Watch as the next generation of quizzers show you how it’s done as they fight it out for the title ‘International Junior Quizzing Champions’. Or check-out the bronze medal matches for the Nations and Aspirational Cup. Click ‘Read More’ to see format details.
At the beginning of the match a matrix is revealed displaying 20 topic titles. Behind each category will be three questions that are somehow linked to the topic title. In preparing these questions, the IQA setters aim to include one straightforward question, one medium question, and one that is tough – for a national team!
At the start of the match, a coin toss will decide which team’s captain gets to choose to go first or second. The team going first will have the first pick. The second and third pick will go to the other team, fourth and fifth to the team who started, and so on until the end of the game.
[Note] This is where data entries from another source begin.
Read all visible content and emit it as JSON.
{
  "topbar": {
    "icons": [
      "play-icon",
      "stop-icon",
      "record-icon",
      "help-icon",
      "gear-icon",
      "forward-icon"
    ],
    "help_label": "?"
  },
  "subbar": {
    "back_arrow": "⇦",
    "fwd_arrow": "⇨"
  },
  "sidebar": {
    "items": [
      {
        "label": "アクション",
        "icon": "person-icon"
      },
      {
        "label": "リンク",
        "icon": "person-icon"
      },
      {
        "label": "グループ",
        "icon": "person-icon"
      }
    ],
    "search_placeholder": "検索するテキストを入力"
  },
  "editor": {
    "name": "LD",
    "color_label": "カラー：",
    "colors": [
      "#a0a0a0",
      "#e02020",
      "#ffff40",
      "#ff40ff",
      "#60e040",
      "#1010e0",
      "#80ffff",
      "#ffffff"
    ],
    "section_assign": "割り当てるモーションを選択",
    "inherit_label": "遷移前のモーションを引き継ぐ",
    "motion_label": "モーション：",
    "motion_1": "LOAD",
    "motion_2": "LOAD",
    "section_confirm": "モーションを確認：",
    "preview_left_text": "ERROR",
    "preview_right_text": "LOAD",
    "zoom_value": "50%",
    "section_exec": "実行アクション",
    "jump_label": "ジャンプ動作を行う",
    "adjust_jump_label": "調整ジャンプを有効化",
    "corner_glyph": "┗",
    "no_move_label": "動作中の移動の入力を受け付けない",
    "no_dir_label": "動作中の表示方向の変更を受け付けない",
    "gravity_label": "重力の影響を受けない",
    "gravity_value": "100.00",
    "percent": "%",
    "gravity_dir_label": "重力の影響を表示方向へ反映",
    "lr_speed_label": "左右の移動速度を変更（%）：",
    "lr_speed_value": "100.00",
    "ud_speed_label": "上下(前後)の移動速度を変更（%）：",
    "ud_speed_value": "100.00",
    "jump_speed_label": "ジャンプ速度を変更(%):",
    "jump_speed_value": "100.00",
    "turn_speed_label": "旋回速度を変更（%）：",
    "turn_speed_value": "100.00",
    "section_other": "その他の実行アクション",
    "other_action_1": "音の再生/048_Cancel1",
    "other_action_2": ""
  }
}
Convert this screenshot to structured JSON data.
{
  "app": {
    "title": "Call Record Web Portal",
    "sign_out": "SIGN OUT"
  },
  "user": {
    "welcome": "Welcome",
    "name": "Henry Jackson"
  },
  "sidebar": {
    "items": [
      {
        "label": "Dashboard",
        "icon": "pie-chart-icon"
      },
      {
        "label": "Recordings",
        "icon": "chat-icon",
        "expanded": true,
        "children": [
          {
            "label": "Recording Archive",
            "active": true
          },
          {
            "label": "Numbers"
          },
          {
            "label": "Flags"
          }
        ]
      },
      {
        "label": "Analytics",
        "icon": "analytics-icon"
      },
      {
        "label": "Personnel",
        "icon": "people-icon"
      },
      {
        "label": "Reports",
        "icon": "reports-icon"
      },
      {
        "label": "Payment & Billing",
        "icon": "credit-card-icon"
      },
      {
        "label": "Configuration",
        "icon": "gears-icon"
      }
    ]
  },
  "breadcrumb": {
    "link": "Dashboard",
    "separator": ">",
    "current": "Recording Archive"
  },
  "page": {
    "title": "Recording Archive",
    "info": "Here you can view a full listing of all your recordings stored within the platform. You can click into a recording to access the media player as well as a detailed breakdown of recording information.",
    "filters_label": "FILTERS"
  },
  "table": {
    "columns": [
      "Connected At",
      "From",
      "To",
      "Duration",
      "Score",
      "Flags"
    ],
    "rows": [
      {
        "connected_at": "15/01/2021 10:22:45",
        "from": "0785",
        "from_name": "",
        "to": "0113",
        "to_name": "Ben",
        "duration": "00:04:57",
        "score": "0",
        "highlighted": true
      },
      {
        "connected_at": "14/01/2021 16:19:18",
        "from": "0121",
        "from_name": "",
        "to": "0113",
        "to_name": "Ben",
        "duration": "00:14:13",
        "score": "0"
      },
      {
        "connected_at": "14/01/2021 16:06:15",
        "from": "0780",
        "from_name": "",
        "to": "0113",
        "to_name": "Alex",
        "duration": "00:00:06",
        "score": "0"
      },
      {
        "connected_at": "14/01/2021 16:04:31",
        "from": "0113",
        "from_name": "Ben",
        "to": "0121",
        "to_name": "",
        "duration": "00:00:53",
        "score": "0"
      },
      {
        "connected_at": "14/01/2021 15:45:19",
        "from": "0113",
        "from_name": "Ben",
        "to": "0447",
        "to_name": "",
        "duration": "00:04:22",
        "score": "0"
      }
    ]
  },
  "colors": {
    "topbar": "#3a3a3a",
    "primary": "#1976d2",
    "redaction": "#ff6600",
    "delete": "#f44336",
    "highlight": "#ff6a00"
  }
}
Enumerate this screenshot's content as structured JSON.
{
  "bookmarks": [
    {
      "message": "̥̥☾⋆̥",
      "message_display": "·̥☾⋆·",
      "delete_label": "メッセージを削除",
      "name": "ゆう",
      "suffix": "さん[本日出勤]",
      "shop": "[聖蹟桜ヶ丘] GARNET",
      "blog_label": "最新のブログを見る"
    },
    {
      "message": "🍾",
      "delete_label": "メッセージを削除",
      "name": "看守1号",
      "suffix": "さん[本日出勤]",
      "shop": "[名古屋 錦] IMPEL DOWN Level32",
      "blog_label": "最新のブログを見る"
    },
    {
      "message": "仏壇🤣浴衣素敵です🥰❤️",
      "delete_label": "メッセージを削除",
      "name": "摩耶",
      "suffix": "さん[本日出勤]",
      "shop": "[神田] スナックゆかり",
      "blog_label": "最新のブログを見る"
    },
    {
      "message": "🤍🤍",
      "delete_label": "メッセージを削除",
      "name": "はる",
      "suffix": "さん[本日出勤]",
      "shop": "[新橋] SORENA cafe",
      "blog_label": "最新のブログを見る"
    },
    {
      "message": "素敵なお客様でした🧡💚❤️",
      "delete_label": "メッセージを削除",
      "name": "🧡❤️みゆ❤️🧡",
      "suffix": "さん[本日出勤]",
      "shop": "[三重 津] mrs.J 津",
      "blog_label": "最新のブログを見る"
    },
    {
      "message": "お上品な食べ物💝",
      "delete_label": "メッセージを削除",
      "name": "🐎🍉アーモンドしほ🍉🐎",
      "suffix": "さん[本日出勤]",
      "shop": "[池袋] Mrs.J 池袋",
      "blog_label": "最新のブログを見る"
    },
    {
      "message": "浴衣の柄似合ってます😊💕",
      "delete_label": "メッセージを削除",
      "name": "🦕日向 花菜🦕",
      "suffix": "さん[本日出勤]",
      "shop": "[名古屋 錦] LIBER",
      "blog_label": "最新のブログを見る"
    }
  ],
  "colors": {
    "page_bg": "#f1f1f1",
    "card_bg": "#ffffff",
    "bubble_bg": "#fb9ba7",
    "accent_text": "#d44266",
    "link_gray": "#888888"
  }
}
Teams take it in turns to select topics to answer. Their opponents will only be able to score a bonus if the playing team fails to give a correct answer. The opponents must answer within 10 seconds of the question being passed. They may discuss their answer before giving it.
Some topic titles are explicit and unambiguous: e.g. “French Literature” will give you three questions on French literature. Others can be cryptic: e.g. “Linked by a First Name” could see you get three questions on people called Mary, but these three could be as diverse as R&B music question on Mary J. Blige, a theology question about Mary Magdalene, and a TV question about the career of Mary Tyler Moore.
In the first half of a match (picks 1-10) correct answers are worth two points. This applies for the team who picked the topic and answers given for a ‘bonus’ by their opponents. In the second half of the match all correct answers are worth three points.